2. What are some of the strategies that might be used to overcome verbal communication difficulties in the workplace?
It is necessary to learn about different cultures from which your clients come from and to learn about some of the idiosyncrasies associated with them. Some strategies to help when communicating with people from another culture is to be patient speak clearly but do not shout. Repeat yourself, speak slowly, use signage, gestures, draw diagrams or pictures etc. Use appropriate body language, para-language, gestures and facial expression will also aid the communication process and overcome communication difficulties.
3. Why might a professional interpreter be used?
Interpreters are used because they are professionally trained to understand the clients situation and understand both the verbal and non-verbal communication involved. An objective interpreter will ensure that accurate communication occurs while cultural sensitivities and confidentiality are taken into account. In time of crisis or in traumatic or emotionally charged situations, second-language competency can decrease dramatically. Being able to communicate in their first language can make clients feel much more secure and comfortable and qualified interpreters are bound by strict code of ethics, therefore, they practise impartiality and their conduct is professional.
4. How should community service employees recognise and respond to religious diversity?
Community service employees should recognise and respond to religious diversity as spiritually it can be an important predictor of the quality of life of individuals receiving these services.
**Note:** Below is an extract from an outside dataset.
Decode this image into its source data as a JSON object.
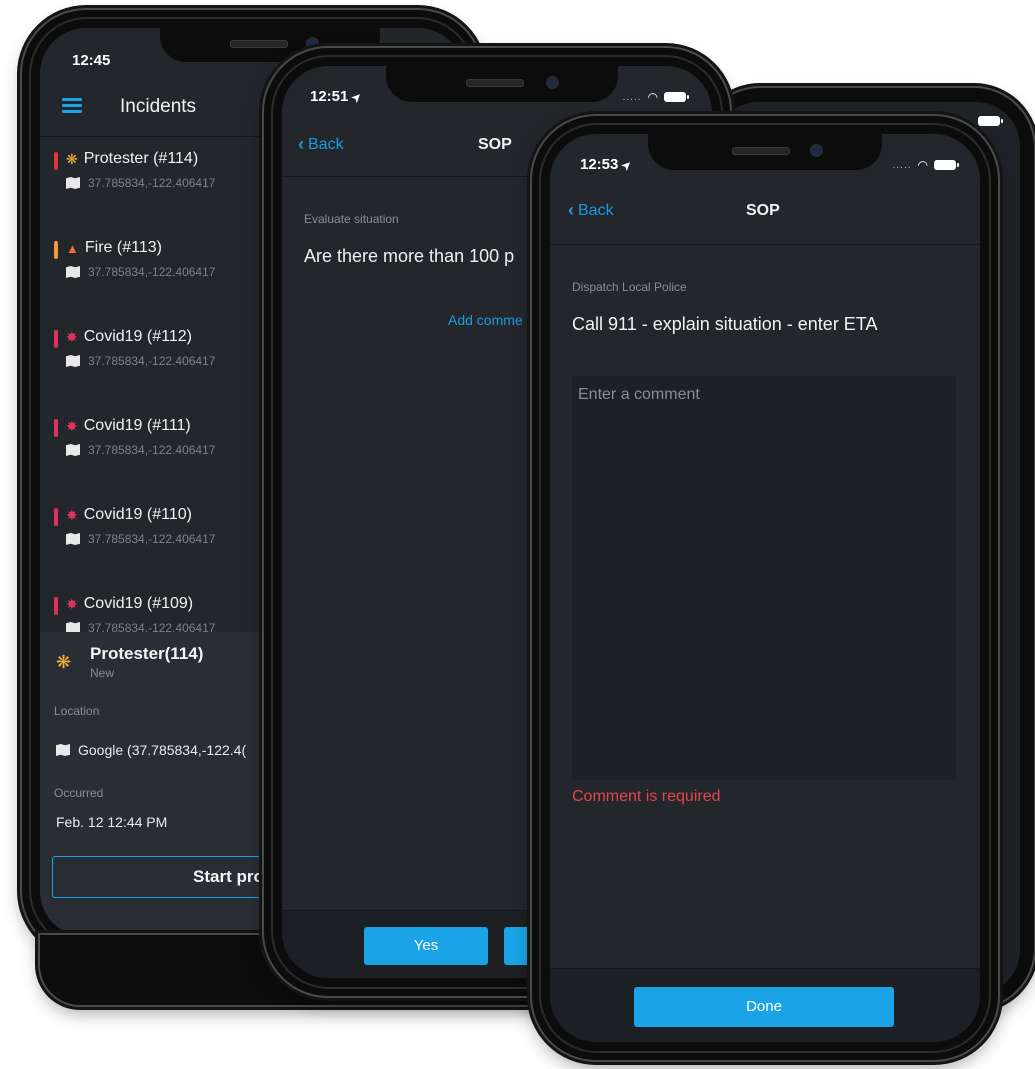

Providing for spiritual support and making them allowance for clients to practice their religion is therefore, a responsibility of the organisation. The service needs to determine whether a client embraces some form of spirituality and the ways in which they practice this. Simply asking clients which religion they belong to is not an adequate means or determining spiritual needs. Obtaining a comprehensive history that addresses these issues during the assessment will be necessary. Family and other significant people could also be consulted regarding their perception of the client’s spiritual needs. Clients might have to assist in articulating the things that are important to them personally. Spiritual advice and support for some clients can be very appreciated.